Pour accompagner au mieux nos clients dans ces missions, nous avons créé une équipe en interne regroupant des spécialistes en droit fiscal mais également en droit de la propriété intellectuelle, afin d’être à même d’appréhender les différents aspects de cette réforme et de disposer des bons interlocuteurs pour les différentes personnes impliquées chez nos clients.

Quels sont les avantages de ce nouveau dispositif, l’IP box ?

Combiné au CIR – qui permet de financer une partie des dépenses éligibles au crédit d’impôt en phase de recherche–, la taxation à 10 % des revenus en phase d’exploitation permet à la France de se placer au premier rang des pays européens et devrait indiscutablement faire réfléchir les groupes à recentrer leurs recherches et leurs actifs incorporels sur notre territoire – notamment compte tenu du Brexit. Cette économie d’impôts sur tout ou partie du résultat n’est évidemment pas neutre dans un contexte de compétitivité accrue.

"Le régime adaptable permet aux groupes français de bénéficier d’un effet fiscal important"

De plus, ce régime "à la carte" permettra aussi de sélectionner les actifs concernés par ce dispositif. Ainsi, lorsqu’une entreprise dispose encore de frais de recherche importants sur certains actifs, le choix et le timing d’entrée dans le dispositif de certains actifs devra être analysé avec précaution. L’entreprise pourra opter soit par actifs, soit par famille d’actif, ou encore par produit ou services. Le régime adaptable permet aux groupes français de bénéficier d’un effet fiscal important.

Avez-vous remarqué certaines difficultés dans sa mise en place ?

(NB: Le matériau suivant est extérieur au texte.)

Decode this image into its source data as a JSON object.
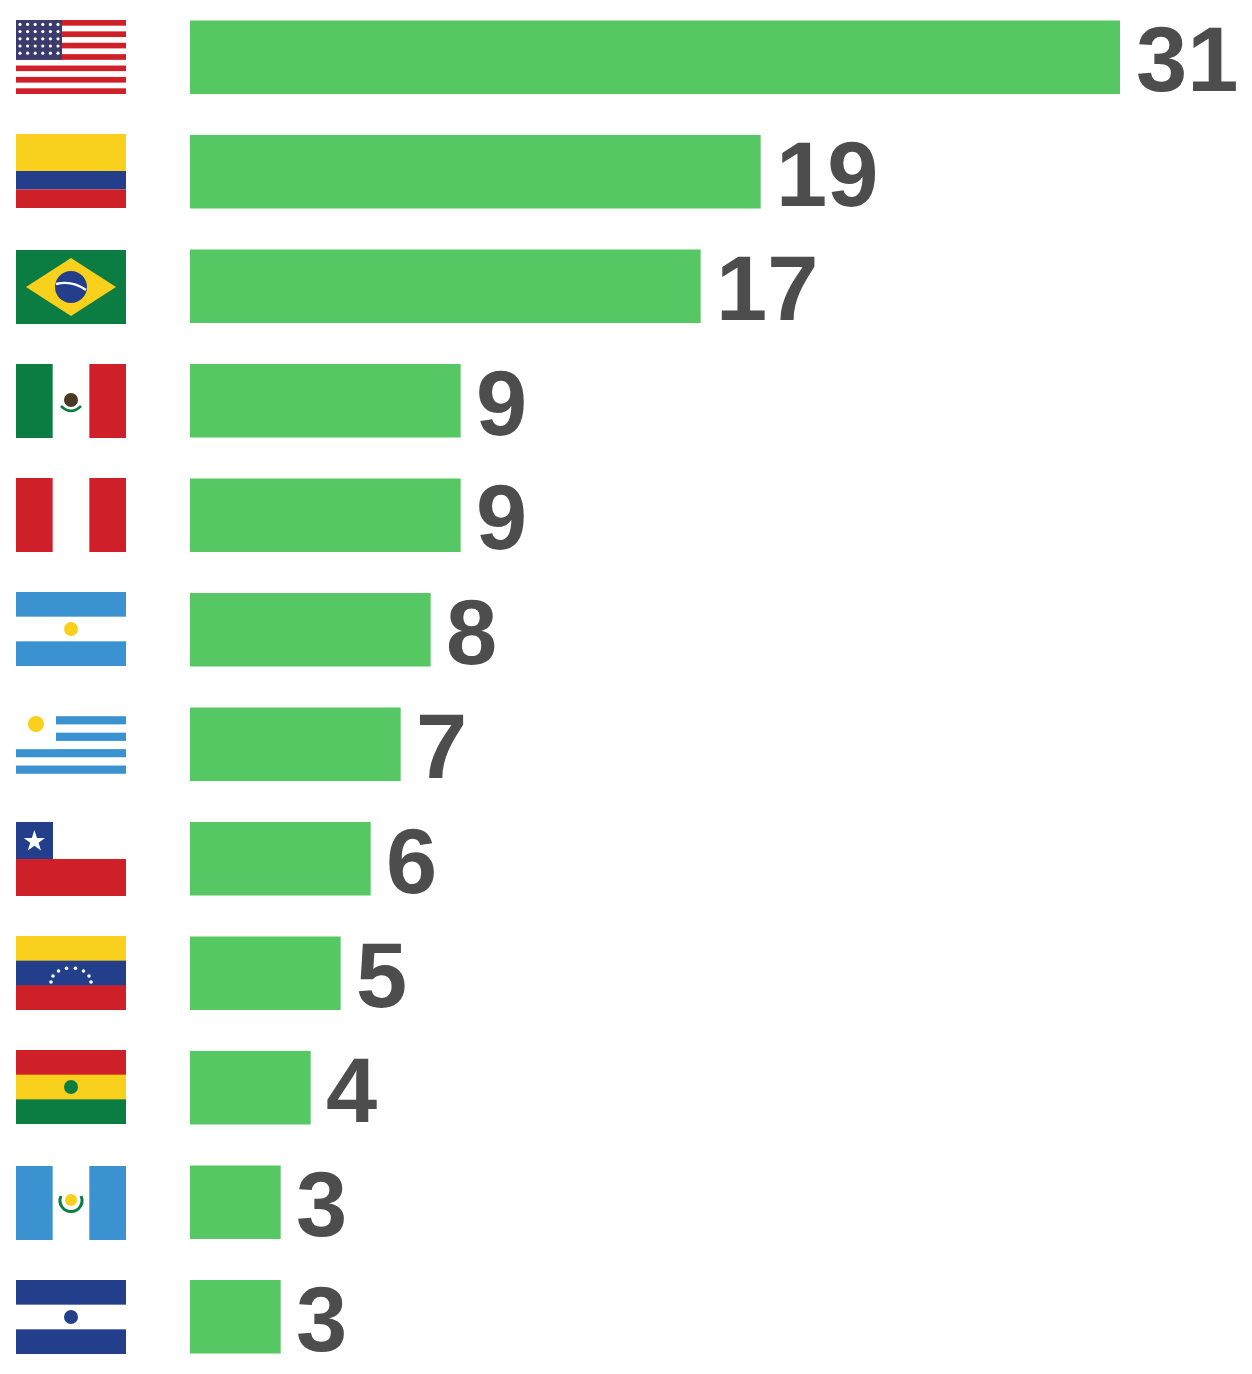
{
  "chart_data": {
    "type": "bar",
    "orientation": "horizontal",
    "categories": [
      null,
      null,
      null,
      null,
      null,
      null,
      null,
      null,
      null,
      null,
      null,
      null
    ],
    "values": [
      31,
      19,
      17,
      9,
      9,
      8,
      7,
      6,
      5,
      4,
      3,
      3
    ],
    "color": "#55c763",
    "data_labels": true,
    "tick_labels": false
  }
}
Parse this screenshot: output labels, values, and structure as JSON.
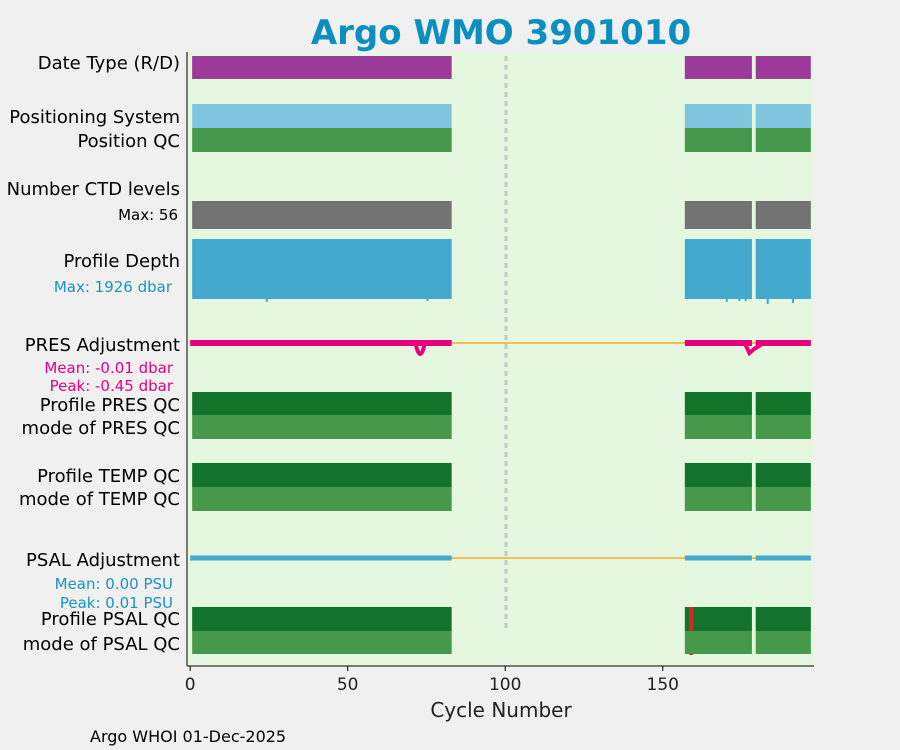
{
  "chart_data": {
    "type": "timeline",
    "title": "Argo WMO 3901010",
    "xlabel": "Cycle Number",
    "xlim": [
      -1,
      198
    ],
    "xticks": [
      0,
      50,
      100,
      150
    ],
    "marker_cycle": 100,
    "active_segments": [
      [
        0,
        83
      ],
      [
        157,
        197
      ]
    ],
    "gaps": [
      179
    ],
    "footer": "Argo WHOI 01-Dec-2025",
    "rows": [
      {
        "label": "Date Type (R/D)",
        "color": "#9b3a99",
        "kind": "bar"
      },
      {
        "label": "Positioning System",
        "color": "#7ec5e0",
        "kind": "bar"
      },
      {
        "label": "Position QC",
        "color": "#46994a",
        "kind": "bar"
      },
      {
        "label": "Number CTD levels",
        "sub": "Max: 56",
        "color": "#737373",
        "kind": "bar"
      },
      {
        "label": "Profile Depth",
        "sub": "Max: 1926 dbar",
        "color": "#43a9cf",
        "kind": "bar"
      },
      {
        "label": "PRES Adjustment",
        "subs": [
          "Mean: -0.01 dbar",
          "Peak: -0.45 dbar"
        ],
        "color": "#e6007e",
        "kind": "line"
      },
      {
        "label": "Profile PRES QC",
        "color": "#12732b",
        "kind": "bar"
      },
      {
        "label": "mode of PRES QC",
        "color": "#46994a",
        "kind": "bar"
      },
      {
        "label": "Profile TEMP QC",
        "color": "#12732b",
        "kind": "bar"
      },
      {
        "label": "mode of TEMP QC",
        "color": "#46994a",
        "kind": "bar"
      },
      {
        "label": "PSAL Adjustment",
        "subs": [
          "Mean: 0.00 PSU",
          "Peak: 0.01 PSU"
        ],
        "color": "#43a9cf",
        "kind": "line"
      },
      {
        "label": "Profile PSAL QC",
        "color": "#12732b",
        "kind": "bar",
        "flag_cycle": 159,
        "flag_color": "#d62728"
      },
      {
        "label": "mode of PSAL QC",
        "color": "#46994a",
        "kind": "bar"
      }
    ],
    "colors": {
      "background": "#f0f0f0",
      "plot_bg": "#e5f8df",
      "title": "#0a8fc0",
      "sub_pink": "#e6007e",
      "sub_blue": "#1a93c2",
      "fill_line": "#f0c050",
      "marker": "#c8c8c8"
    }
  }
}
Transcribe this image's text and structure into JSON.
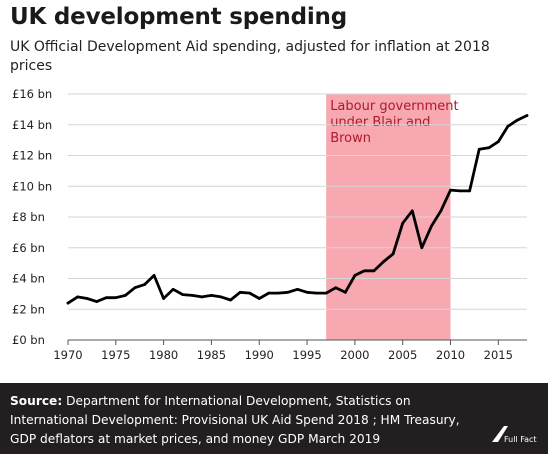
{
  "header": {
    "title": "UK development spending",
    "subtitle": "UK Official Development Aid spending, adjusted for inflation at 2018 prices"
  },
  "chart_data": {
    "type": "line",
    "title": "",
    "xlabel": "",
    "ylabel": "",
    "xlim": [
      1970,
      2018
    ],
    "ylim": [
      0,
      16
    ],
    "x_ticks": [
      1970,
      1975,
      1980,
      1985,
      1990,
      1995,
      2000,
      2005,
      2010,
      2015
    ],
    "y_ticks": [
      0,
      2,
      4,
      6,
      8,
      10,
      12,
      14,
      16
    ],
    "y_tick_labels": [
      "£0 bn",
      "£2 bn",
      "£4 bn",
      "£6 bn",
      "£8 bn",
      "£10 bn",
      "£12 bn",
      "£14 bn",
      "£16 bn"
    ],
    "grid": "horizontal",
    "series": [
      {
        "color": "#000000",
        "x": [
          1970,
          1971,
          1972,
          1973,
          1974,
          1975,
          1976,
          1977,
          1978,
          1979,
          1980,
          1981,
          1982,
          1983,
          1984,
          1985,
          1986,
          1987,
          1988,
          1989,
          1990,
          1991,
          1992,
          1993,
          1994,
          1995,
          1996,
          1997,
          1998,
          1999,
          2000,
          2001,
          2002,
          2003,
          2004,
          2005,
          2006,
          2007,
          2008,
          2009,
          2010,
          2011,
          2012,
          2013,
          2014,
          2015,
          2016,
          2017,
          2018
        ],
        "values": [
          2.4,
          2.8,
          2.7,
          2.5,
          2.75,
          2.75,
          2.9,
          3.4,
          3.6,
          4.2,
          2.7,
          3.3,
          2.95,
          2.9,
          2.8,
          2.9,
          2.8,
          2.6,
          3.1,
          3.05,
          2.7,
          3.05,
          3.05,
          3.1,
          3.3,
          3.1,
          3.05,
          3.05,
          3.4,
          3.1,
          4.2,
          4.5,
          4.5,
          5.1,
          5.6,
          7.6,
          8.4,
          6.0,
          7.4,
          8.4,
          9.75,
          9.7,
          9.7,
          12.4,
          12.5,
          12.9,
          13.9,
          14.3,
          14.6
        ]
      }
    ],
    "highlight": {
      "x_start": 1997,
      "x_end": 2010,
      "label_lines": [
        "Labour government",
        "under Blair and",
        "Brown"
      ],
      "fill_color": "#f7a8b0",
      "text_color": "#b0192c"
    }
  },
  "footer": {
    "source_label": "Source:",
    "source_text": " Department for International Development, Statistics on International Development: Provisional UK Aid Spend 2018 ; HM Treasury, GDP deflators at market prices, and money GDP March 2019",
    "logo_text": "Full Fact"
  }
}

Sur la première année d’option et pour ceux qui ont souhaité intégrer le régime dès 2019, la difficulté a été de retracer sur les trois dernières années, les frais de recherche affectés aux actifs sélectionnés et de valider la documentation juridique afin d’extraire les revenus "éligibles" et ceux "non éligibles". Le régime étant nouveau, les groupes n’avaient pas la traçabilité fine requise au dispositif. Il a fallu mettre en place des clefs de répartition dans le cadre de l’option et documenter la méthode adoptée. Fort heureusement la France a adopté un régime qui permet de limiter la traçabilité sur 3 années pour les premières options 2019 et 2020. En revanche, à compter de 2021, les groupes "entrants" devront, dans tous les cas, retracer leurs dépenses depuis 2019, même ceux qui opteront dans plusieurs années.

"Le problème majeur porte sur la méthodologie de ventilation des dépenses de R&D"

Comme pour le CIR, nous anticipons un contrôle accru de l’administration pour ce nouveau régime de faveur afin d’éviter les abus. C’est pourquoi le problème majeur porte sur la méthodologie de ventilation des dépenses de R&D, où le volume de dépenses est plus large que pour le CIR. Comme nous pouvons opter pour certains actifs et pas pour d’autres, nous devons donc vérifier l’intérêt de ces options, afin de défendre la méthode de ventilation adoptée. Dans les groupes, lorsque les redevances sont issues de relations intragroupes, il conviendra de justifier la politique de prix de transfert sur le taux de redevances perçues qui ne devront pas varier uniquement du fait du régime de faveur.

Enfin, le dispositif peut sembler complexe à comprendre et appréhender sur la première année mais il permet une économie substantielle à la clef. Il faut continuer d’expliquer le régime de "l’IP box" aux entreprises et notamment aux PME , qui ne connaissent pas forcément son existence et les rassurer sur la longévité d’un régime adopté par la plupart des États Européens.